Friday, November 12, 2010

Minimum Wage and Competitiveness

In the recent debates about the possibility of a minimum wage in Singapore, both the government and the Singapore National Employers Federation came out against the idea with the textbook objection that higher wages will lead to jobs being moved overseas to cheaper locations. The argument implies that in an era of free-trade and globalisation, a minimum wage policy will lead to high wages and thus job losses.

In this context, I would like to share quotations from a blog post by Charles Hugh Smith entitled Why America Is Slouching Toward Third World Status:

Free trade fanatics would do well to study Germany and South Korea, two blatantly mercantilist export giants. German wages are among the highest in the world, yet their industry has not been boxed up and shipped to China; why?

Germany made a series of political and cultural trade-offs. Please examine their apprenticeship programs, the manner in which their unions accepted cuts in pay, benefits and working hours in order to sustain their own jobs, and that nation's political balancing of issues around jobs, trade, currency and security. Please educate yourself about the trade-offs made by South Korea.

To believe that an open market would solve everything is akin to believing in a Marxist paradise: all trade is deeply, fundamentally political.
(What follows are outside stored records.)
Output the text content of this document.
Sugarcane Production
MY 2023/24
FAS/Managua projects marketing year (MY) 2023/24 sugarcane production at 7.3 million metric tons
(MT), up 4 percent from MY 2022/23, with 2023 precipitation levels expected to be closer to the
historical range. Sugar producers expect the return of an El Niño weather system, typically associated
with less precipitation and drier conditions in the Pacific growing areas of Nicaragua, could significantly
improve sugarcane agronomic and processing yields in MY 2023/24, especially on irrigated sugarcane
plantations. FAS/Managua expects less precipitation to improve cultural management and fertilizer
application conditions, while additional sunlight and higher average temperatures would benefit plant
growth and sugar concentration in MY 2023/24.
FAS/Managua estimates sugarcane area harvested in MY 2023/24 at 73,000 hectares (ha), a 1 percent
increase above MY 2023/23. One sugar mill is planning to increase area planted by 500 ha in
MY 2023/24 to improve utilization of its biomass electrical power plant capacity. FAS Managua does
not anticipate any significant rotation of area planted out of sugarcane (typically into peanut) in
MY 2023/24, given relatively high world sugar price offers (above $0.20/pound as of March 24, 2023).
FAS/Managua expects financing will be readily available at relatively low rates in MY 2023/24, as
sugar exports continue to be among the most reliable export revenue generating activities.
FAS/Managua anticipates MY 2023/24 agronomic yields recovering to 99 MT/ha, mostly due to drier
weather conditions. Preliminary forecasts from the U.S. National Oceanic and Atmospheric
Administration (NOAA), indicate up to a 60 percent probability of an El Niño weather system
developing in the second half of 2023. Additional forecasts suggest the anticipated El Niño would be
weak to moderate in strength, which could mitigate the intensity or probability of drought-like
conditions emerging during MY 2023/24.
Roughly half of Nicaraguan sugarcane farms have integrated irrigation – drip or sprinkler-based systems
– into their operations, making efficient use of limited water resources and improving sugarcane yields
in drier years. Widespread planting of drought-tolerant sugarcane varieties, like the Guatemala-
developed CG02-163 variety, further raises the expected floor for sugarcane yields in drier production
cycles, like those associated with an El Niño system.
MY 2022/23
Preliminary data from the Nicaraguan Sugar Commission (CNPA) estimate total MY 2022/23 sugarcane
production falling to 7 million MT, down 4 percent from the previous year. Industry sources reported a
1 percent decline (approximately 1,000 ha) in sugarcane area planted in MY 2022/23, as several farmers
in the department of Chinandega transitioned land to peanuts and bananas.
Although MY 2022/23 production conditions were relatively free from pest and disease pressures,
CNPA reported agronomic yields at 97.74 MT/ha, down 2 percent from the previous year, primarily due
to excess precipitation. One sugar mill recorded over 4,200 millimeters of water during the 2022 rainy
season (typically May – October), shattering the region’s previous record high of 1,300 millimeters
Free trade, like Marxism, promises an emotionally appealing perfection but in the real world, it is a tangled series of trade-offs that are guided by those Elites with the most to gain from one "trade" or another.

While Germany does not have a national minimum wage, it does set by law the minimum pay for several types of jobs. For the rest of the economy, wages are set by collective bargaining and are enforceable by law. As Smith rightly pointed out, the high wages in Germany has not resulted in the wholesale loss of manufacturing jobs to China, unlike in the US.

Some food for thought for us here in Singapore, especially when examining textbook arguments in economics.